Yargıtay Kararı 22. Hukuk Dairesi 2019/2311 E. 2019/8578 K. 11.04.2019 T.

YARGITAY KARARI
DAİRE : 22. Hukuk Dairesi
ESAS NO : 2019/2311
KARAR NO : 2019/8578
KARAR TARİHİ : 11.04.2019

MAHKEMESİ:Asliye Hukuk (İş) Mahkemesi
DAVA TÜRÜ: ALACAK

Taraflar arasında görülen dava sonucunda verilen kararın, temyizen incelenmesi davacı vekili tarafından istenilmekle, temyiz talebinin süresinde olduğu anlaşıldı. Dava dosyası için Tetkik Hakimi … tarafından düzenlenen rapor dinlendikten sonra dosya incelendi, gereği konuşulup düşünüldü:
Y A R G I T A Y K A R A R I
Davacı İsteminin Özeti:
Davacı vekili, müvekkilinin pompa görevlisi olarak davalı işyerinde çalıştığını, davacının çalışmak için işyerine gittiğinde davalının müvekkilini işyerine almadığını, davacının iş sözleşmesinin davalı tarafından haksız feshedildiğini ileri sürerek kıdem ve ihbar tazminatı ile bir kısım işçilik alacaklarının davalıdan tahsilini talep etmiştir.
Davalı Cevabının Özeti:
Davalı vekili, davacının işyerini terkedip gittiğini savunarak davanın reddini talep etmiştir.
Mahkeme Kararının Özeti:
Mahkemece, toplanan kanıtlar ve bilirkişi raporuna dayanılarak, davanın kısmen kabulüne karar verilmiş, kararın davalı tarafça temyiz edilmesi üzerine Dairemizin 21.03.2018 tarihli ilamıyla kararın bozulmasına karar verilmiş bozma ilamına uyulmasına karar veren mahkemece davanın kısmen kabulüne karar verilmiştir.
Temyiz:
Kararı davacı vekili süresi içinde temyiz etmiştir.
Gerekçe:
1-Dosyadaki yazılara toplanan delillerle kararın dayandığı kanuni gerektirici sebeplere göre, davacının aşağıdaki bendin kapsamı dışında kalan temyiz itirazları yerinde değildir.

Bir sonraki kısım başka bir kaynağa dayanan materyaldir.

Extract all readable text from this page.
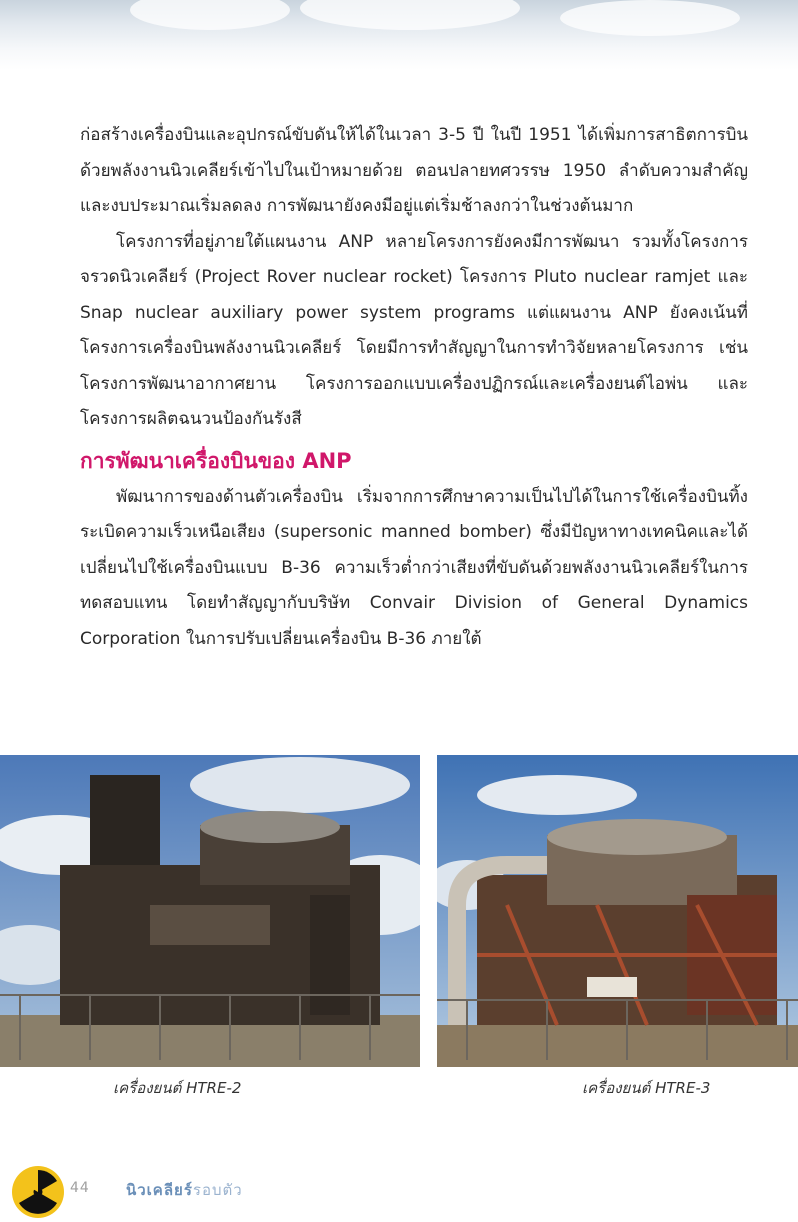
ก่อสร้างเครื่องบินและอุปกรณ์ขับดันให้ได้ในเวลา 3-5 ปี ในปี 1951 ได้เพิ่มการสาธิตการบินด้วยพลังงานนิวเคลียร์เข้าไปในเป้าหมายด้วย ตอนปลายทศวรรษ 1950 ลำดับความสำคัญและงบประมาณเริ่มลดลง การพัฒนายังคงมีอยู่แต่เริ่มช้าลงกว่าในช่วงต้นมาก

โครงการที่อยู่ภายใต้แผนงาน ANP หลายโครงการยังคงมีการพัฒนา รวมทั้งโครงการจรวดนิวเคลียร์ (Project Rover nuclear rocket) โครงการ Pluto nuclear ramjet และ Snap nuclear auxiliary power system programs แต่แผนงาน ANP ยังคงเน้นที่โครงการเครื่องบินพลังงานนิวเคลียร์ โดยมีการทำสัญญาในการทำวิจัยหลายโครงการ เช่น โครงการพัฒนาอากาศยาน โครงการออกแบบเครื่องปฏิกรณ์และเครื่องยนต์ไอพ่น และโครงการผลิตฉนวนป้องกันรังสี

การพัฒนาเครื่องบินของ ANP

พัฒนาการของด้านตัวเครื่องบิน เริ่มจากการศึกษาความเป็นไปได้ในการใช้เครื่องบินทิ้งระเบิดความเร็วเหนือเสียง (supersonic manned bomber) ซึ่งมีปัญหาทางเทคนิคและได้เปลี่ยนไปใช้เครื่องบินแบบ B-36 ความเร็วต่ำกว่าเสียงที่ขับดันด้วยพลังงานนิวเคลียร์ในการทดสอบแทน โดยทำสัญญากับบริษัท Convair Division of General Dynamics Corporation ในการปรับเปลี่ยนเครื่องบิน B-36 ภายใต้

เครื่องยนต์ HTRE-2	เครื่องยนต์ HTRE-3
44 นิวเคลียร์รอบตัว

2- 6100 sayılı Hukuk Muhakemeleri Kanunu’nda “usuli kazanılmış hak” kavramına ilişkin açık bir hüküm bulunmamaktadır. Bu kurum, davaların uzamasını önlemek, hukuki alanda istikrar sağlamak ve kararlara karşı genel güvenin sarsılmasını önlemek amacıyla Yargıtay uygulamaları ile geliştirilmiş, öğretide kabul görmüş ve usul hukukunun vazgeçilmez, ana ilkelerinden biri haline gelmiştir. Anlam itibariyle, bir davada, mahkemenin ya da tarafların yapmış olduğu bir usul işlemi ile taraflardan biri lehine doğmuş ve kendisine uyulması zorunlu olan hakkı ifade etmektedir.

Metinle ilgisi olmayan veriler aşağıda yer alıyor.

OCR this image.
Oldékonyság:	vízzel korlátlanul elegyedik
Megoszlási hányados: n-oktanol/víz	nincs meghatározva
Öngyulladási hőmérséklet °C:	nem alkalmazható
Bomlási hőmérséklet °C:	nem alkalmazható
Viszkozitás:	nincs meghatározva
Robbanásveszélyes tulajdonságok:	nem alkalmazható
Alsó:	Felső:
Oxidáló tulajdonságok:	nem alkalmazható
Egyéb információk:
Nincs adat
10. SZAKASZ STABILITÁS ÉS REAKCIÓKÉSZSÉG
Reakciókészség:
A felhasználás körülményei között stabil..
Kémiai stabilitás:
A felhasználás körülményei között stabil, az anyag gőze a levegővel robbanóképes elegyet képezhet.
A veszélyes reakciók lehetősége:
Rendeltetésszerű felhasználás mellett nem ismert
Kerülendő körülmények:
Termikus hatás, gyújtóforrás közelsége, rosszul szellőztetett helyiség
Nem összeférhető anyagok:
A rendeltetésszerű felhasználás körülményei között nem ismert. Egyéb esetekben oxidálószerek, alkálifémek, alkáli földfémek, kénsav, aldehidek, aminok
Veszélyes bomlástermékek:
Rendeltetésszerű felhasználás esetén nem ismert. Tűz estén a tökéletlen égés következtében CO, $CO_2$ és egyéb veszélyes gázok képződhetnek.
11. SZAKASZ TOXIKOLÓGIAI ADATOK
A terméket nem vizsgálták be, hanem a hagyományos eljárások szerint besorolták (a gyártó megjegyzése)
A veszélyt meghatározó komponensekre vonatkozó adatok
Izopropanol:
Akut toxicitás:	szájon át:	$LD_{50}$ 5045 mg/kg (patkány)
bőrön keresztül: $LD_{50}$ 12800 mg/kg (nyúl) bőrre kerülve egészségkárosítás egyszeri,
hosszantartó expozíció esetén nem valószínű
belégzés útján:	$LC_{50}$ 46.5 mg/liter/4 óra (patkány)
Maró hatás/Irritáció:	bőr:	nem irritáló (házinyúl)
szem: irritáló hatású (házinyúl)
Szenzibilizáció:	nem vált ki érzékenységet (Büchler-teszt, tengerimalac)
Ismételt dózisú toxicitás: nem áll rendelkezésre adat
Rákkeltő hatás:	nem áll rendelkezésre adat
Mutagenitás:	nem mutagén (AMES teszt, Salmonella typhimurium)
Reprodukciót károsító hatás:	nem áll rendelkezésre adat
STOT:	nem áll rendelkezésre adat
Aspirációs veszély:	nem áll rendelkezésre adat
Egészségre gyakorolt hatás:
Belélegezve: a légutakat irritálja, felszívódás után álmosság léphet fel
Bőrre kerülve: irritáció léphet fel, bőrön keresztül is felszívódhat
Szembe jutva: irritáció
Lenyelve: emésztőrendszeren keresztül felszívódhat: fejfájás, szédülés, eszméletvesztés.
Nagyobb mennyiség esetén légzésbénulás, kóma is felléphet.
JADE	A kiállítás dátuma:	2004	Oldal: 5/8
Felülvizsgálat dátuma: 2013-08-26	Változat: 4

Bir mahkemenin Yargıtay Dairesince verilen bozma kararına uyması sonunda, mahkeme yönünden; bozma kararında gösterilen şekilde inceleme ve araştırma yapılarak, kararda açıklanan hukuki esaslar çerçevesinde hüküm kurmak yükümlülüğü doğar. Bu hukuki aşama “usulü kazanılmış hak” olarak adlandırılır. Bu hukuki kurum mahkemeye; hükmüne uyduğu Yargıtay bozma kararındaki esaslar ve yerine getirilmesi istenilen hususlar kapsamında, yargılama usulünün, davanın sürüncemede kalmaması ve en az maliyetle bir an önce bitirilmesi amacına yönelik “usûl ekonomisi ilkesi” çerçevesindeki hükümleri ışığında, uyulan bozma kararı gereğinin yerine, tam olarak getirilmemesi gerekçesiyle ikinci kez “BOZULMASINA” sebebiyet vermeyecek şekilde, özenle işlem yapmak ve hüküm kurmak zorunluluğunu getirir.
Somut olayda, mahkemece bozma öncesi kararda, kıdem ve ihbar tazminatı, yıllık izin, fazla mesai, ulusal bayram genel tatil, asgari geçim indrimi ve ücret alacakları hüküm altına alınmış kararın davalı tarafça temyiz edilmesi üzerine Dairemizin 21.03.2018 tarihli ilamıyla davalının sair itirazları reddedilerek,kıdem ve ihbar tazminatlarına ilişkin taleplerin reddine karar verilmesi gerektiği gerekçesiyle İlk Derece Mahkemesinin kararının bozulmasına karar verilmiş, mahkeme de bozma ilamına uyulmasına karar vermiş, ancak kıdem ve ihbar tazminatlarının yanı sıra bozma konusu yapılmayan yıllık izin alacağının da reddine karar verilmiştir. Kazanılmış hak ilkesi ihlal edilerek bozma sebebi yapılmayan yıllık izin alacağının reddine karar verilmesi hatalıdır.
Sonuç:Temyiz olunan kararın, yukarıda yazılı sebepten dolayı BOZULMASINA, peşin alınan temyiz harcının istek halinde ilgiliye iadesine, 11.04.2019 tarihinde oybirliğiyle karar verildi.